A key lawmaker is jumping into controversy at the Public Utilities Commission over cronyism and improper contacts between power companies and regulators — and this time it also involves the shuttered San Onofre nuclear plant.
Assemblyman Anthony Rendon (D-Lakewood), chairman of the powerful Utilities and Commerce Committee, plans to hold oversight hearings, beginning next month, into allegations of wrongdoing at the 1,000-person PUC.
"It's alarming and something we need to take a look at," he said. "We're going to do a thorough investigation and try to get to the bottom of things."
Until recently, much of the PUC criticism has involved ties with the state's largest utility, San Francisco-based Pacific Gas & Electric Co. But now scrutiny is being drawn to Southern California Edison in Rosemead, which owns the nuclear plant along with San Diego Gas & Electric Co.
The California State Assn. of Electrical Workers, a statewide union umbrella group in Sacramento, asked Rendon to "initiate a vigorous investigation and review" of contacts between San Onofre's principal owner, Edison, and Michael Peevey, the two-term PUC president who stepped down at the end of last year.
A legal and financial settlement approved unanimously by the PUC in November called for customers of Edison and San Diego Gas & Electric to pay $3.3 billion of the $4.7-billion total cost of permanently closing the plant near San Clemente. Part of the legislative focus, Rendon said, will be on that settlement.
In response, Edison in a statement accused the association of "raising and mischaracterizing" issues related to the PUC and San Onofre to gain bargaining leverage in ongoing labor negotiations.
Nevertheless, the company said it would "continue to welcome and respond to questions from regulatory and legislative bodies."
Rendon, who represents southeastern Los Angeles County, said he's particularly committed to government openness.
"The issue of oversight and accountability is something my office takes seriously," he said. He noted that council members from five cities in his district in recent years were convicted of corruption and spent time in prison.
Rendon said he was partially spurred to hold hearings after he and Assembly Speaker Toni Atkins (D-San Diego) received letters late Friday from the electrical workers umbrella group seeking the San Onofre probe.
The union group said its request was prompted by last week's disclosure by Edison of the details of one such meeting between a former vice president and general counsel and Peevey during a March 2013 energy conference at a Warsaw hotel.

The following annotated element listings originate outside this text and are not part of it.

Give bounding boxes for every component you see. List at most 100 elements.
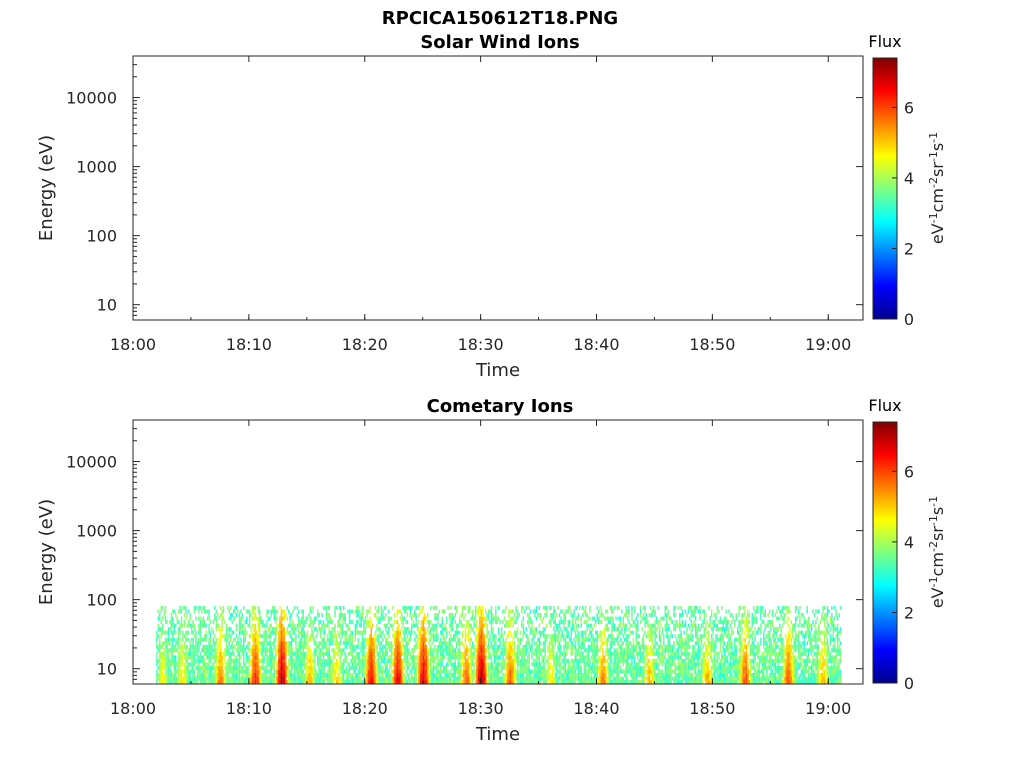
- flux-cell: [442, 651, 445, 656]
- flux-cell: [563, 648, 565, 653]
- flux-cell: [267, 609, 270, 614]
- flux-cell: [486, 665, 488, 670]
- flux-cell: [610, 623, 613, 628]
- flux-cell: [344, 637, 346, 642]
- flux-cell: [177, 609, 180, 614]
- flux-cell: [400, 620, 403, 625]
- flux-cell: [183, 655, 186, 660]
- flux-cell: [612, 634, 614, 639]
- flux-cell: [548, 673, 551, 678]
- flux-cell: [303, 620, 306, 625]
- flux-cell: [201, 676, 203, 681]
- flux-cell: [579, 673, 581, 678]
- flux-cell: [570, 669, 572, 674]
- flux-cell: [412, 658, 414, 663]
- flux-cell: [261, 662, 264, 667]
- flux-cell: [253, 676, 255, 681]
- flux-cell: [493, 658, 496, 663]
- flux-cell: [440, 641, 442, 646]
- flux-cell: [351, 673, 354, 678]
- flux-cell: [400, 676, 403, 681]
- flux-cell: [506, 665, 509, 670]
- flux-cell: [592, 627, 594, 632]
- flux-cell: [432, 669, 435, 674]
- flux-cell: [214, 641, 216, 646]
- flux-cell: [175, 648, 177, 653]
- flux-cell: [302, 609, 304, 614]
- flux-cell: [490, 616, 493, 621]
- flux-cell: [451, 665, 454, 670]
- flux-cell: [370, 634, 372, 639]
- flux-cell: [280, 613, 283, 618]
- flux-cell: [615, 627, 617, 632]
- flux-cell: [511, 648, 513, 653]
- flux-cell: [199, 680, 202, 684]
- flux-cell: [219, 644, 222, 649]
- flux-cell: [461, 630, 464, 635]
- flux-cell: [301, 676, 303, 681]
- flux-cell: [358, 665, 361, 670]
- flux-cell: [170, 651, 173, 656]
- flux-cell: [292, 620, 294, 625]
- flux-cell: [315, 616, 317, 621]
- flux-cell: [458, 648, 461, 653]
- flux-cell: [253, 662, 255, 667]
- flux-cell: [589, 616, 591, 621]
- flux-cell: [261, 620, 264, 625]
- flux-cell: [405, 630, 407, 635]
- flux-cell: [580, 665, 583, 670]
- flux-cell: [422, 651, 425, 656]
- flux-cell: [253, 658, 255, 663]
- flux-cell: [568, 605, 571, 610]
- flux-cell: [315, 641, 317, 646]
- flux-cell: [453, 676, 455, 681]
- flux-cell: [437, 651, 439, 656]
- flux-cell: [221, 658, 223, 663]
- flux-cell: [400, 662, 403, 667]
- flux-cell: [208, 609, 210, 614]
- flux-cell: [193, 648, 196, 653]
- flux-cell: [529, 676, 532, 681]
- flux-cell: [412, 648, 414, 653]
- flux-cell: [302, 616, 304, 621]
- flux-cell: [632, 620, 635, 625]
- flux-cell: [526, 673, 529, 678]
- flux-cell: [199, 620, 202, 625]
- flux-cell: [324, 662, 326, 667]
- flux-cell: [358, 651, 361, 656]
- flux-cell: [221, 620, 223, 625]
- flux-cell: [232, 658, 235, 663]
- flux-cell: [431, 658, 433, 663]
- flux-cell: [350, 641, 352, 646]
- flux-cell: [357, 630, 359, 635]
- flux-cell: [322, 680, 325, 684]
- flux-cell: [493, 648, 496, 653]
- flux-cell: [266, 634, 268, 639]
- flux-cell: [563, 637, 565, 642]
- flux-cell: [492, 613, 494, 618]
- flux-cell: [241, 680, 244, 684]
- flux-cell: [227, 605, 229, 610]
- flux-cell: [356, 662, 358, 667]
- flux-cell: [334, 676, 336, 681]
- flux-cell: [230, 616, 232, 621]
- flux-cell: [301, 609, 303, 614]
- flux-cell: [180, 676, 183, 681]
- flux-cell: [589, 644, 591, 649]
- flux-cell: [203, 620, 206, 625]
- flux-cell: [489, 680, 491, 684]
- flux-cell: [431, 680, 433, 684]
- flux-cell: [440, 637, 442, 642]
- flux-cell: [413, 623, 416, 628]
- flux-cell: [340, 641, 342, 646]
- flux-cell: [495, 613, 497, 618]
- flux-cell: [628, 648, 630, 653]
- flux-cell: [248, 648, 251, 653]
- flux-cell: [451, 673, 454, 678]
- flux-cell: [238, 620, 241, 625]
- plot-area-cometary: [133, 420, 863, 684]
- flux-cell: [480, 630, 483, 635]
- flux-cell: [511, 662, 513, 667]
- flux-cell: [577, 648, 580, 653]
- flux-cell: [476, 609, 478, 614]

"The recent revelation that the chief legal counsel for SCE conducted secret clandestine meetings with the president of the CPUC in Poland casts a long and dark shadow over the entire ... settlement and demands a thorough investigation by your committee," wrote Richard Samaniego, the electrical workers' secretary-treasurer. "This revelation coupled with the ... settlement favorable to SCE has seriously eroded the public's trust."

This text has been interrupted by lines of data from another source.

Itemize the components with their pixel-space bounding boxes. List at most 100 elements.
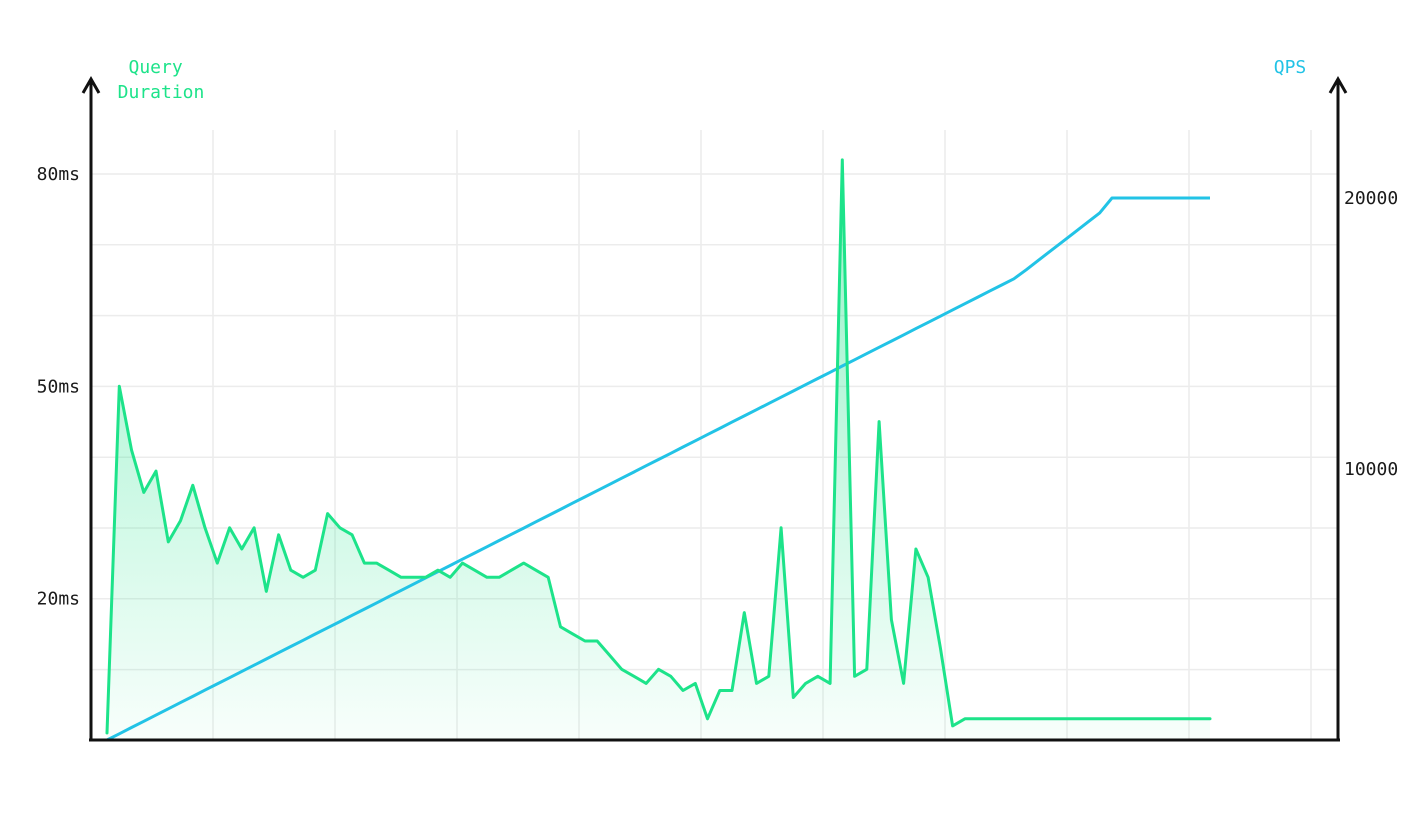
query-duration-point [988, 717, 991, 720]
query-duration-point [620, 668, 623, 671]
qps-point [645, 464, 648, 467]
query-duration-point [130, 448, 133, 451]
query-duration-point [1098, 717, 1101, 720]
query-duration-point [1184, 717, 1187, 720]
query-duration-point [1196, 717, 1199, 720]
query-duration-point [1209, 717, 1212, 720]
query-duration-point [792, 696, 795, 699]
query-duration-point [240, 548, 243, 551]
query-duration-point [400, 576, 403, 579]
query-duration-point [363, 562, 366, 565]
query-duration-point [522, 562, 525, 565]
query-duration-point [853, 675, 856, 678]
qps-point [890, 340, 893, 343]
qps-point [780, 396, 783, 399]
qps-point [755, 408, 758, 411]
query-duration-point [204, 526, 207, 529]
qps-point [743, 414, 746, 417]
query-duration-point [584, 640, 587, 643]
query-duration-point [534, 569, 537, 572]
query-duration-point [387, 569, 390, 572]
query-duration-point [816, 675, 819, 678]
query-duration-point [731, 689, 734, 692]
query-duration-point [1147, 717, 1150, 720]
query-duration-point [829, 682, 832, 685]
qps-point [191, 695, 194, 698]
qps-point [1049, 249, 1052, 252]
query-duration-point [596, 640, 599, 643]
query-duration-point [743, 611, 746, 614]
qps-point [914, 327, 917, 330]
qps-point [694, 439, 697, 442]
query-duration-point [841, 158, 844, 161]
qps-point [1037, 259, 1040, 262]
query-duration-point [277, 533, 280, 536]
qps-point [669, 452, 672, 455]
qps-point [841, 365, 844, 368]
qps-point [559, 508, 562, 511]
qps-line [106, 196, 1210, 742]
qps-point [534, 520, 537, 523]
query-duration-area [107, 159, 1210, 740]
query-duration-point [1086, 717, 1089, 720]
qps-point [277, 651, 280, 654]
qps-point [878, 346, 881, 349]
query-duration-point [633, 675, 636, 678]
right-tick-label: 20000 [1344, 188, 1398, 209]
qps-point [130, 726, 133, 729]
right-axis-arrow [1328, 75, 1348, 94]
qps-point [167, 707, 170, 710]
right-axis-title: QPS [1274, 57, 1307, 78]
query-duration-point [694, 682, 697, 685]
qps-point [485, 545, 488, 548]
query-duration-point [375, 562, 378, 565]
left-axis-ticks: 20ms 50ms 80ms [37, 164, 80, 610]
qps-point [314, 633, 317, 636]
qps-point [179, 701, 182, 704]
query-duration-point [669, 675, 672, 678]
qps-point [718, 427, 721, 430]
qps-point [927, 321, 930, 324]
qps-point [1025, 268, 1028, 271]
qps-point [289, 645, 292, 648]
query-duration-point [265, 590, 268, 593]
qps-point [1086, 221, 1089, 224]
query-duration-point [890, 618, 893, 621]
query-duration-point [914, 548, 917, 551]
qps-point [865, 352, 868, 355]
qps-point [412, 583, 415, 586]
qps-point [767, 402, 770, 405]
query-duration-point [963, 717, 966, 720]
qps-point [1196, 197, 1199, 200]
qps-point [792, 390, 795, 393]
qps-point [375, 601, 378, 604]
qps-point [240, 670, 243, 673]
query-duration-point [510, 569, 513, 572]
qps-point [1184, 197, 1187, 200]
qps-point [510, 533, 513, 536]
query-duration-point [767, 675, 770, 678]
axes [81, 75, 1348, 742]
left-tick-label: 80ms [37, 164, 80, 185]
qps-point [461, 558, 464, 561]
query-duration-point [179, 519, 182, 522]
query-duration-point [473, 569, 476, 572]
qps-point [1000, 284, 1003, 287]
query-duration-point [1025, 717, 1028, 720]
qps-point [804, 383, 807, 386]
query-duration-point [1000, 717, 1003, 720]
query-duration-point [338, 526, 341, 529]
query-duration-point [755, 682, 758, 685]
query-duration-point [1160, 717, 1163, 720]
query-duration-point [1049, 717, 1052, 720]
qps-point [633, 471, 636, 474]
qps-point [473, 552, 476, 555]
query-duration-point [155, 470, 158, 473]
query-duration-point [461, 562, 464, 565]
query-duration-point [1172, 717, 1175, 720]
left-axis-arrow [81, 75, 101, 94]
qps-point [682, 446, 685, 449]
query-duration-point [718, 689, 721, 692]
qps-point [829, 371, 832, 374]
qps-point [706, 433, 709, 436]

The union official also told lawmakers he wants to know why ratepayers are not receiving a larger share of any future legal settlements with the manufacturer of the steam generators, Mitsubishi Heavy Industries.
He also asked the legislators to look into stock sales by Edison executives around the time of the San Onofre settlement. Thirdly, he asked whether the company acted properly in plans to replace hundreds of information technology workers with contract workers from India.

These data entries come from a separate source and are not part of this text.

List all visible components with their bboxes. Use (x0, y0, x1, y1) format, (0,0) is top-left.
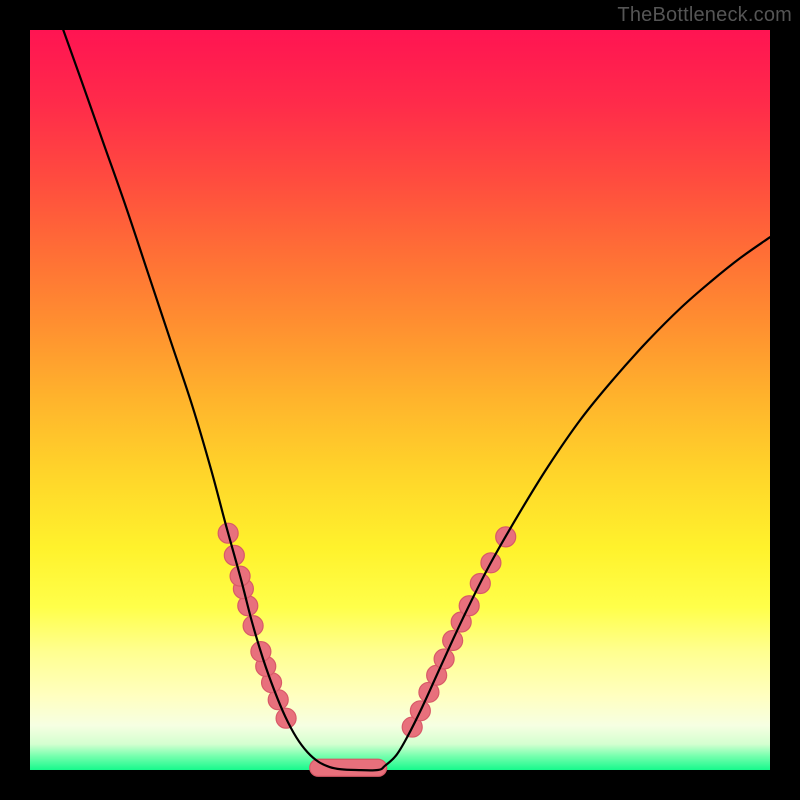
watermark-text: TheBottleneck.com (617, 4, 792, 27)
marker-bottom-bar (310, 759, 387, 776)
plot-background (30, 30, 770, 770)
chart-container: TheBottleneck.com (0, 0, 800, 800)
data-marker-bar (310, 759, 387, 776)
bottleneck-curve-chart (0, 0, 800, 800)
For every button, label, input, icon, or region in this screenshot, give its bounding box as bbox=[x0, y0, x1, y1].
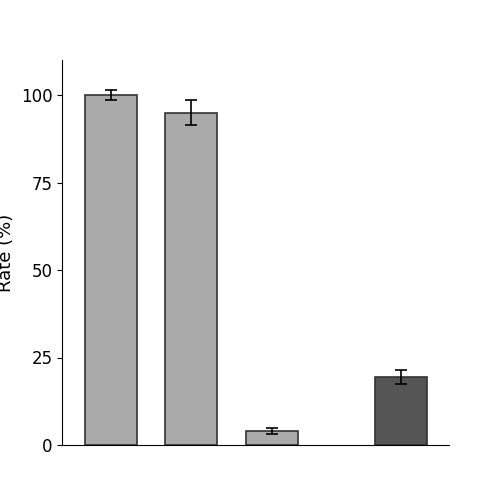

"All these ethically questionable actions by a California regulated utility ... demand that your committee not only investigate these serious matters but utilize your full subpoena powers in order to provide answers to ratepayers and the public," Samaniego wrote.
Edison countered the union charges, saying it believes that the Warsaw hotel conversations between its executive and Peevey were permitted by law and the final San Onofre settlement was backed by major consumer advocates.
The utility also defended its management stock sales as fully compliant with company policies and U.S. Securities and Exchange Commission regulations.
Peevey's discussions and emails with executives at Edison and Pacific Gas & Electric are being reviewed in separate investigations by the U.S. attorney's office in San Francisco and the California attorney general's office, according to a search warrant served Jan. 27 at Peevey's home in La Cañada Flintridge.
The activities of Peevey are expected to be at the center of the inquiry. Peevey has denied any wrongdoing and has not been available for comment since his departure.
The union move to turn up the political heat on Edison is "huge news," said Michael Aguirre, a San Diego consumer attorney, representing ratepayer organizations that question the fairness of the San Onofre settlement.
"One of the most significant allies that the utilities have had are their very important unions," he said. "Now those unions are recognizing that they are victims of the same wrongdoing."
Having the unions call for a legislative inquiry "gives a lot of political coverage to elected officials to do what's right," Aguirre said, "because they are Democrats and very much aligned with the union."
Aguirre wants the PUC to throw out the settlement and reopen a curtailed investigation into whether Edison is responsible for the design, installation and failure of $680-million steam generators that forced the utility to permanently close the nuclear plant in June 2013.
Rendon's March hearings aren't the only effort by the state Legislature to put its mark on the unfolding PUC scandal. Sen. Mark Leno, an activist Democrat from San Francisco, has introduced a bill that would limit the power of Peevey's successor presidents at the commission and would strengthen internal oversight of safety and management functions.